Team members are partnered with fellow classmates to prepare for their events, ranging from herpetology to potions and poisons, Zaidman said. “Having partnerships in Science Olympiad helps to create a community because we have to work together to do well in an event,” he said.

“With partnerships, we all have something in common with another person,” Josephine Mignone (7) said.

The club has helped students in their school science classes and encouraged them to develop better study habits, while continuing to provide a great community and a fun space to learn more about topics students are interested in, Kumar said.

“Science Olympiad has a basis of long-term research which has taught me to manage my workload better and how to balance my time,” Henry Levinson (8) said.

The MD science curriculum also overlaps with topics studied by team members, benefitting students both in competition and in the classroom. For example, Mich Obia (6) is studying meteorology as one of his events for the competition in March and what he has learned as a team member has helped him in school, he said.

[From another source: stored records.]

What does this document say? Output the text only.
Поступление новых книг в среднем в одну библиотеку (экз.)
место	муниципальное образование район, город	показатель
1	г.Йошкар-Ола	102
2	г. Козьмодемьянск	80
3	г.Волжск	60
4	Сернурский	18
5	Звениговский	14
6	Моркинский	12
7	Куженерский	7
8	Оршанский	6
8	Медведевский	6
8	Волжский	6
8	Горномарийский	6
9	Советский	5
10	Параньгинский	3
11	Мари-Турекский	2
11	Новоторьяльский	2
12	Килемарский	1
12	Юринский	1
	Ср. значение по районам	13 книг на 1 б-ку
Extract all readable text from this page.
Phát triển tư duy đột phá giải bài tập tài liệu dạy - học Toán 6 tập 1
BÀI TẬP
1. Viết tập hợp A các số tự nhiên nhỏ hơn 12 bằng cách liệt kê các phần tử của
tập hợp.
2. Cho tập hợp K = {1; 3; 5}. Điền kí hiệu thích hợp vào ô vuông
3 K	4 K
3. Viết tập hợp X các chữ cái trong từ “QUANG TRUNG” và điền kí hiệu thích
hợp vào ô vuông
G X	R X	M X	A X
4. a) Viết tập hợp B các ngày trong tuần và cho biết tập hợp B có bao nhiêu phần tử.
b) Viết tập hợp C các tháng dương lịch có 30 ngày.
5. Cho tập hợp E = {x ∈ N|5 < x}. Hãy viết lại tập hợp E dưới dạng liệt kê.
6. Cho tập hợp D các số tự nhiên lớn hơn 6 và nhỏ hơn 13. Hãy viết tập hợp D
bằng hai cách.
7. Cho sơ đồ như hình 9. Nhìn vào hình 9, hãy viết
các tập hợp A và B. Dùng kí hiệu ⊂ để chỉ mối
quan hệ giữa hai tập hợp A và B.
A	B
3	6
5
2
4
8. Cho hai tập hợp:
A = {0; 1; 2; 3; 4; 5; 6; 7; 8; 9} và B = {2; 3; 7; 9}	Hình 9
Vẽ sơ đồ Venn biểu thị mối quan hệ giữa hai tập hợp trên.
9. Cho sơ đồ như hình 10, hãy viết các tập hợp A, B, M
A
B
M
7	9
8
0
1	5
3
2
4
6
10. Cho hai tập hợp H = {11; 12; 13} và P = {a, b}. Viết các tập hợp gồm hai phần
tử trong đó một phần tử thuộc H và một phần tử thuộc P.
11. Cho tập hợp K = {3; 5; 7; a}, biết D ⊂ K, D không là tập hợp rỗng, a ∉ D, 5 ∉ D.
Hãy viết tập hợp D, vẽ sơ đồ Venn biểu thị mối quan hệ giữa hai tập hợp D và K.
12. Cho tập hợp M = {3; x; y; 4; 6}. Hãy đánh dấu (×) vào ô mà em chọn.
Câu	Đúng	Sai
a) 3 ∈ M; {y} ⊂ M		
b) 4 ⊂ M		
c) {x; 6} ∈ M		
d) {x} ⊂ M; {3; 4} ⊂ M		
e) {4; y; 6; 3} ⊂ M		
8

Despite the fact that the MD team participates in similar competitions to those of the Upper Division, high school students have little involvement with middle schoolers. In fact, with the construction of Lutnick Hall and the separation of faculty offices, the teams, which have both practiced in Pforzheimer in the past, “have become less connected this year,” Hill said. However, the MD team is brought together by partnerships between students in the sixth, seventh, and eighth grades, she said.

The team is limited to thirty students, but Science Olympiad continues to be exceedingly popular in the MD with twelve people on a waiting list who can join if a current member cannot compete, Hill said. “I’m confident in the team’s future,” she said.